The translation and commentaries are “not about trying to market a particular brand of Christianity, it’s just . . . what I think the New Testament is saying.”
The translation has won approval from scholars outside the Evangelical circles in which Professor Wright is most popular. The senior commissioning editor for SCM Press, Dr Natalie Watson, an Anglo-Catholic, said that The New Testament for Everyone was “faithful to the Greek text, and good at communicating to the present day. It could be read in church. He is the Barclay for this generation.”
Mr Kingston described Professor Wright as “J. K. Rowling-plus”, because he has both popular and scholarly appeal. “He can convey things simply and effectively to large numbers of people, but also tackle robustly the most complex of issues. . . . It means that when we publish his books for a more general audience, we do so confident that [the] theology is really thought through.”
One of the reasons for Professor Wright’s prolific output, Mr Kingston said, is that he is “by nature an outgoing person and a person of extraordinary energy.

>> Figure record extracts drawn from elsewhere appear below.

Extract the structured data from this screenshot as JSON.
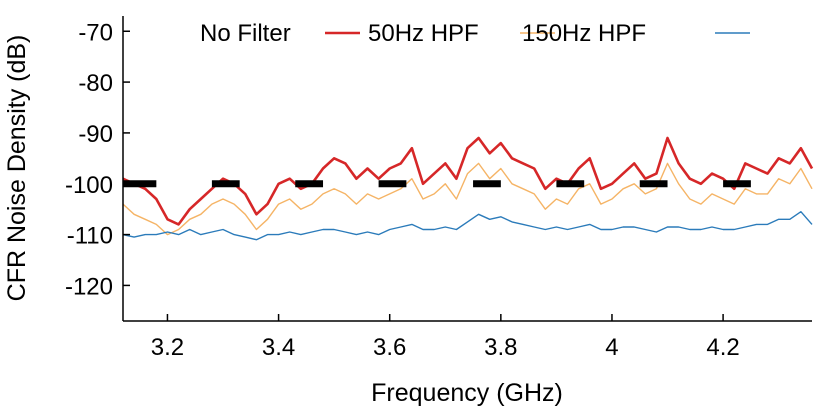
{
  "chart_data": {
    "type": "line",
    "title": "",
    "xlabel": "Frequency (GHz)",
    "ylabel": "CFR Noise Density (dB)",
    "xlim": [
      3.12,
      4.36
    ],
    "ylim": [
      -127,
      -67
    ],
    "x_ticks": [
      3.2,
      3.4,
      3.6,
      3.8,
      4.0,
      4.2
    ],
    "x_tick_labels": [
      "3.2",
      "3.4",
      "3.6",
      "3.8",
      "4",
      "4.2"
    ],
    "y_ticks": [
      -70,
      -80,
      -90,
      -100,
      -110,
      -120
    ],
    "y_tick_labels": [
      "-70",
      "-80",
      "-90",
      "-100",
      "-110",
      "-120"
    ],
    "grid": false,
    "legend_position": "top",
    "legend": [
      "No Filter",
      "50Hz HPF",
      "150Hz HPF"
    ],
    "series": [
      {
        "name": "No Filter",
        "color": "#d62728",
        "stroke_width": 2.6,
        "x": [
          3.12,
          3.14,
          3.16,
          3.18,
          3.2,
          3.22,
          3.24,
          3.26,
          3.28,
          3.3,
          3.32,
          3.34,
          3.36,
          3.38,
          3.4,
          3.42,
          3.44,
          3.46,
          3.48,
          3.5,
          3.52,
          3.54,
          3.56,
          3.58,
          3.6,
          3.62,
          3.64,
          3.66,
          3.68,
          3.7,
          3.72,
          3.74,
          3.76,
          3.78,
          3.8,
          3.82,
          3.84,
          3.86,
          3.88,
          3.9,
          3.92,
          3.94,
          3.96,
          3.98,
          4.0,
          4.02,
          4.04,
          4.06,
          4.08,
          4.1,
          4.12,
          4.14,
          4.16,
          4.18,
          4.2,
          4.22,
          4.24,
          4.26,
          4.28,
          4.3,
          4.32,
          4.34,
          4.36
        ],
        "y": [
          -99,
          -100,
          -101,
          -103,
          -107,
          -108,
          -105,
          -103,
          -101,
          -99,
          -100,
          -102,
          -106,
          -104,
          -100,
          -99,
          -101,
          -100,
          -97,
          -95,
          -96,
          -99,
          -97,
          -99,
          -97,
          -96,
          -93,
          -100,
          -98,
          -96,
          -99,
          -93,
          -91,
          -94,
          -92,
          -95,
          -96,
          -97,
          -101,
          -99,
          -100,
          -97,
          -95,
          -101,
          -100,
          -98,
          -96,
          -99,
          -98,
          -91,
          -96,
          -99,
          -100,
          -98,
          -99,
          -101,
          -96,
          -97,
          -98,
          -95,
          -96,
          -93,
          -97
        ]
      },
      {
        "name": "50Hz HPF",
        "color": "#f5b466",
        "stroke_width": 1.4,
        "x": [
          3.12,
          3.14,
          3.16,
          3.18,
          3.2,
          3.22,
          3.24,
          3.26,
          3.28,
          3.3,
          3.32,
          3.34,
          3.36,
          3.38,
          3.4,
          3.42,
          3.44,
          3.46,
          3.48,
          3.5,
          3.52,
          3.54,
          3.56,
          3.58,
          3.6,
          3.62,
          3.64,
          3.66,
          3.68,
          3.7,
          3.72,
          3.74,
          3.76,
          3.78,
          3.8,
          3.82,
          3.84,
          3.86,
          3.88,
          3.9,
          3.92,
          3.94,
          3.96,
          3.98,
          4.0,
          4.02,
          4.04,
          4.06,
          4.08,
          4.1,
          4.12,
          4.14,
          4.16,
          4.18,
          4.2,
          4.22,
          4.24,
          4.26,
          4.28,
          4.3,
          4.32,
          4.34,
          4.36
        ],
        "y": [
          -104,
          -106,
          -107,
          -108,
          -110,
          -109,
          -107,
          -106,
          -104,
          -103,
          -104,
          -106,
          -109,
          -107,
          -104,
          -103,
          -105,
          -104,
          -102,
          -101,
          -102,
          -104,
          -102,
          -103,
          -102,
          -101,
          -99,
          -103,
          -102,
          -100,
          -103,
          -98,
          -96,
          -99,
          -97,
          -100,
          -101,
          -102,
          -105,
          -103,
          -104,
          -101,
          -100,
          -104,
          -103,
          -101,
          -100,
          -102,
          -101,
          -96,
          -100,
          -103,
          -104,
          -102,
          -103,
          -104,
          -101,
          -102,
          -102,
          -99,
          -100,
          -97,
          -101
        ]
      },
      {
        "name": "150Hz HPF",
        "color": "#2b7bba",
        "stroke_width": 1.4,
        "x": [
          3.12,
          3.14,
          3.16,
          3.18,
          3.2,
          3.22,
          3.24,
          3.26,
          3.28,
          3.3,
          3.32,
          3.34,
          3.36,
          3.38,
          3.4,
          3.42,
          3.44,
          3.46,
          3.48,
          3.5,
          3.52,
          3.54,
          3.56,
          3.58,
          3.6,
          3.62,
          3.64,
          3.66,
          3.68,
          3.7,
          3.72,
          3.74,
          3.76,
          3.78,
          3.8,
          3.82,
          3.84,
          3.86,
          3.88,
          3.9,
          3.92,
          3.94,
          3.96,
          3.98,
          4.0,
          4.02,
          4.04,
          4.06,
          4.08,
          4.1,
          4.12,
          4.14,
          4.16,
          4.18,
          4.2,
          4.22,
          4.24,
          4.26,
          4.28,
          4.3,
          4.32,
          4.34,
          4.36
        ],
        "y": [
          -110,
          -110.5,
          -110,
          -110,
          -109.5,
          -110,
          -109,
          -110,
          -109.5,
          -109,
          -110,
          -110.5,
          -111,
          -110,
          -110,
          -109.5,
          -110,
          -109.5,
          -109,
          -109,
          -109.5,
          -110,
          -109.5,
          -110,
          -109,
          -108.5,
          -108,
          -109,
          -109,
          -108.5,
          -109,
          -107.5,
          -106,
          -107,
          -106.5,
          -107.5,
          -108,
          -108.5,
          -109,
          -108.5,
          -109,
          -108.5,
          -108,
          -109,
          -109,
          -108.5,
          -108.5,
          -109,
          -109.5,
          -108.5,
          -108.5,
          -109,
          -109,
          -108.5,
          -109,
          -109,
          -108.5,
          -108,
          -108,
          -107,
          -107,
          -105.5,
          -108
        ]
      }
    ],
    "markers": {
      "color": "#000000",
      "y": -100,
      "segments": [
        [
          3.12,
          3.18
        ],
        [
          3.28,
          3.33
        ],
        [
          3.43,
          3.48
        ],
        [
          3.58,
          3.63
        ],
        [
          3.75,
          3.8
        ],
        [
          3.9,
          3.95
        ],
        [
          4.05,
          4.1
        ],
        [
          4.2,
          4.25
        ]
      ]
    }
  }
}
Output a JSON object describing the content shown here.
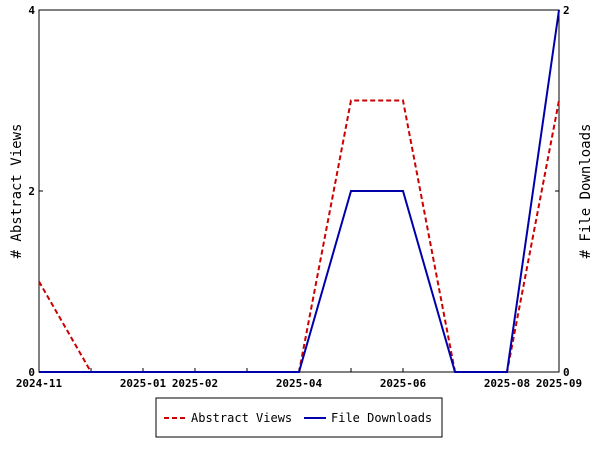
{
  "chart_data": {
    "type": "line",
    "x": [
      "2024-11",
      "2024-12",
      "2025-01",
      "2025-02",
      "2025-03",
      "2025-04",
      "2025-05",
      "2025-06",
      "2025-07",
      "2025-08",
      "2025-09"
    ],
    "x_tick_labels": [
      "2024-11",
      "2025-01",
      "2025-02",
      "2025-04",
      "2025-06",
      "2025-08",
      "2025-09"
    ],
    "series": [
      {
        "name": "Abstract Views",
        "axis": "left",
        "values": [
          1,
          0,
          0,
          0,
          0,
          0,
          3,
          3,
          0,
          0,
          3
        ],
        "color": "#cc0000",
        "style": "dashed"
      },
      {
        "name": "File Downloads",
        "axis": "right",
        "values": [
          0,
          0,
          0,
          0,
          0,
          0,
          1,
          1,
          0,
          0,
          2
        ],
        "color": "#0000aa",
        "style": "solid"
      }
    ],
    "ylabel_left": "# Abstract Views",
    "ylabel_right": "# File Downloads",
    "ylim_left": [
      0,
      4
    ],
    "ylim_right": [
      0,
      2
    ],
    "yticks_left": [
      "0",
      "2",
      "4"
    ],
    "yticks_right": [
      "0",
      "1",
      "2"
    ],
    "legend_position": "bottom",
    "grid": false
  }
}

You can put before him tasks that would make anyone else faint away, and he will really consider it.”
The Revd Stephen Kuhrt, Vicar of Christ Church, New Malden, and author of Tom Wright for Everyone: Putting the theology of N. T. Wright into practice in the local church, which is also published by SPCK, said that one of the reasons for Professor Wright’s popularity is that “he writes in a remarkably similar way to the way he sounds when he talks; his lucidity and common touch is very important.”
Mr Kuhrt said that Professor Wright’s books have given Evangelicals a theological basis for a “holistic gospel”, and helped them overcome a false divide between social action and evangelism.
“So many things that Christians have intuitively known are right, like the fact we’ve got to be at the absolute forefront of fighting injustice, Tom has shown that, of course, the Bible supports that, and that’s central to the gospel.”
Mr Kuhrt believes that many conservative Evangelicals are still “not engaging with the overall paradigm shift” brought about by Professor Wright’s work. “You’ve got a lot of people who like what Tom says, and who are attracted to it, but who know they’ll lose friends if they push it strongly.”
With the For Everyone series complete, Mr Kingston said that neither Professor Wright nor SPCK is short of ideas for further books. “It is a question of what we choose to do next from among a large range of ideas, not what can we come up with next. My worry is he won’t live to be 110 to write what I would like him to write.”